Security advantages of pull-based CD pipelines

4 Jan 2020 • Written by alxk

Pull-based CD pipelines

We recently adopted GitOps for Kubernetes deployments, using Weaveworks’ flux daemon. This is a “pull-based” approach to continuous deployment for k8s, very much pioneered by Weaveworks’ themselves.

There’s several advantages to this but what I’m going to focus on here are the security benefits. I’m then going to advocate for the adoption of the pull-based CD approach beyond k8s manifests, particularly around building and pushing container images.

Ultimately, I’m arguing that “CI/CD” tools like CircleCI and Jenkins are a security hazard and should only be used for “CI” (running tests).

devops unicorn

Note

I originally published this on Medium. It is reproduced here as a mirror.

Hazards of push-based CI/CD tooling

Let’s define “push-based” in this context. If you’re using something like CircleCI or Jenkins to deploy, those tools are pushing your services:

So the engineers have access to the CI/CD tooling, and the CI/CD tooling has access to production. It looks like this (note the direction of the arrows):

![traditional pipeline](https://alex.kaskaso.li/images/posts/traditional_pipeline.png "traditional pipeline"){: .center-image }

We'll see how this contrasts with a pull-based approach later.

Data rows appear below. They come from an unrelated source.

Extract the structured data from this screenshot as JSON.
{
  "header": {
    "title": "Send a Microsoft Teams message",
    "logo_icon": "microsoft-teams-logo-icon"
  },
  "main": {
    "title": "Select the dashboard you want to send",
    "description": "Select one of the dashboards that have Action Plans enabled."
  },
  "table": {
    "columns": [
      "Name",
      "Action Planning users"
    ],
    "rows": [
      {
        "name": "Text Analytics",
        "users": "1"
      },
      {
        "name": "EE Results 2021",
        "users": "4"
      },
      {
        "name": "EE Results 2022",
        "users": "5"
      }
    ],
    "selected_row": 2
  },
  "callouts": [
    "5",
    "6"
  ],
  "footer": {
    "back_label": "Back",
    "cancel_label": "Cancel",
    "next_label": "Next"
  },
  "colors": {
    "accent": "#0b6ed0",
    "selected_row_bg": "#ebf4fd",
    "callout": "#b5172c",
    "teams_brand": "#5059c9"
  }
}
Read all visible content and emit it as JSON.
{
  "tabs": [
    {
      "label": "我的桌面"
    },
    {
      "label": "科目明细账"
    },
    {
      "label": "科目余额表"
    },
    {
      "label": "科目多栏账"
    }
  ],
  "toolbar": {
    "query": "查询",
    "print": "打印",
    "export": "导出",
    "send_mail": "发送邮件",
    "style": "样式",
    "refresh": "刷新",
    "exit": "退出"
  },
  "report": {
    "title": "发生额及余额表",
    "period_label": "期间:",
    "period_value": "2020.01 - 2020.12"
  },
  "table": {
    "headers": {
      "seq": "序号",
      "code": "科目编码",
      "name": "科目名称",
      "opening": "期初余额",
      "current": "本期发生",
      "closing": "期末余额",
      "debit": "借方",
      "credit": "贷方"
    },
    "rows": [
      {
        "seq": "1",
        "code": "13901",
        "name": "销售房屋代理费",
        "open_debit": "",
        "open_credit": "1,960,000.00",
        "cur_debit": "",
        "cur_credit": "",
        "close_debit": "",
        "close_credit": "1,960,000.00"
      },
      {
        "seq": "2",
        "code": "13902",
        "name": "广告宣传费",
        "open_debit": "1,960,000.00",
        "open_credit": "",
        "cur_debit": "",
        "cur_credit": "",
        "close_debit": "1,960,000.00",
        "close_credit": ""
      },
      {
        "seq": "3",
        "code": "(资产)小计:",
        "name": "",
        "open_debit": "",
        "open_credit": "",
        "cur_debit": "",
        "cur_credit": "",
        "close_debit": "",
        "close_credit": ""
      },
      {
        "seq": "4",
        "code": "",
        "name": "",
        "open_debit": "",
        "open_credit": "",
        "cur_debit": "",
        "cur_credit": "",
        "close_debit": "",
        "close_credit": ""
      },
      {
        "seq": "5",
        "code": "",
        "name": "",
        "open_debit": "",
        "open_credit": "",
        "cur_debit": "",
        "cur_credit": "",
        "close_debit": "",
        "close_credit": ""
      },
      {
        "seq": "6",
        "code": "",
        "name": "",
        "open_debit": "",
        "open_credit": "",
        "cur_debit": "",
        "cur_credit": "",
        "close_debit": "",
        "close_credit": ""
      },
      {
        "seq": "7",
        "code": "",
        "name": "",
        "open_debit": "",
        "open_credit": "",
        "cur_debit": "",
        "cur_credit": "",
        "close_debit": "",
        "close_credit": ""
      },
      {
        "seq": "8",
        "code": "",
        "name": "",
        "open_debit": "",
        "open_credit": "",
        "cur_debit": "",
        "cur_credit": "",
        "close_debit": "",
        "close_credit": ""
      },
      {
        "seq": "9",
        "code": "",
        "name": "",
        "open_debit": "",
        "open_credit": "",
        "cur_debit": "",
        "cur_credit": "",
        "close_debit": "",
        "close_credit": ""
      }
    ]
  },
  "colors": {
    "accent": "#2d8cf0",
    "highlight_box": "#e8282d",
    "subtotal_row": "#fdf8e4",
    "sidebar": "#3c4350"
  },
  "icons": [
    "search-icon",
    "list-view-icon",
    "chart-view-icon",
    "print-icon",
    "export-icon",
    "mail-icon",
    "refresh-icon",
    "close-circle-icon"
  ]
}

First, what's the issue with tools like Jenkins or CircleCI for deployment? My main security arguments against traditional CI/CD tools are:

* the network attack surface
* disappointing access controls over secrets (looking at you CircleCI) * yet another third-party with your deployment secrets (for SaaS)

Network attack surface

Minimizing your attack surface is a basic security principle.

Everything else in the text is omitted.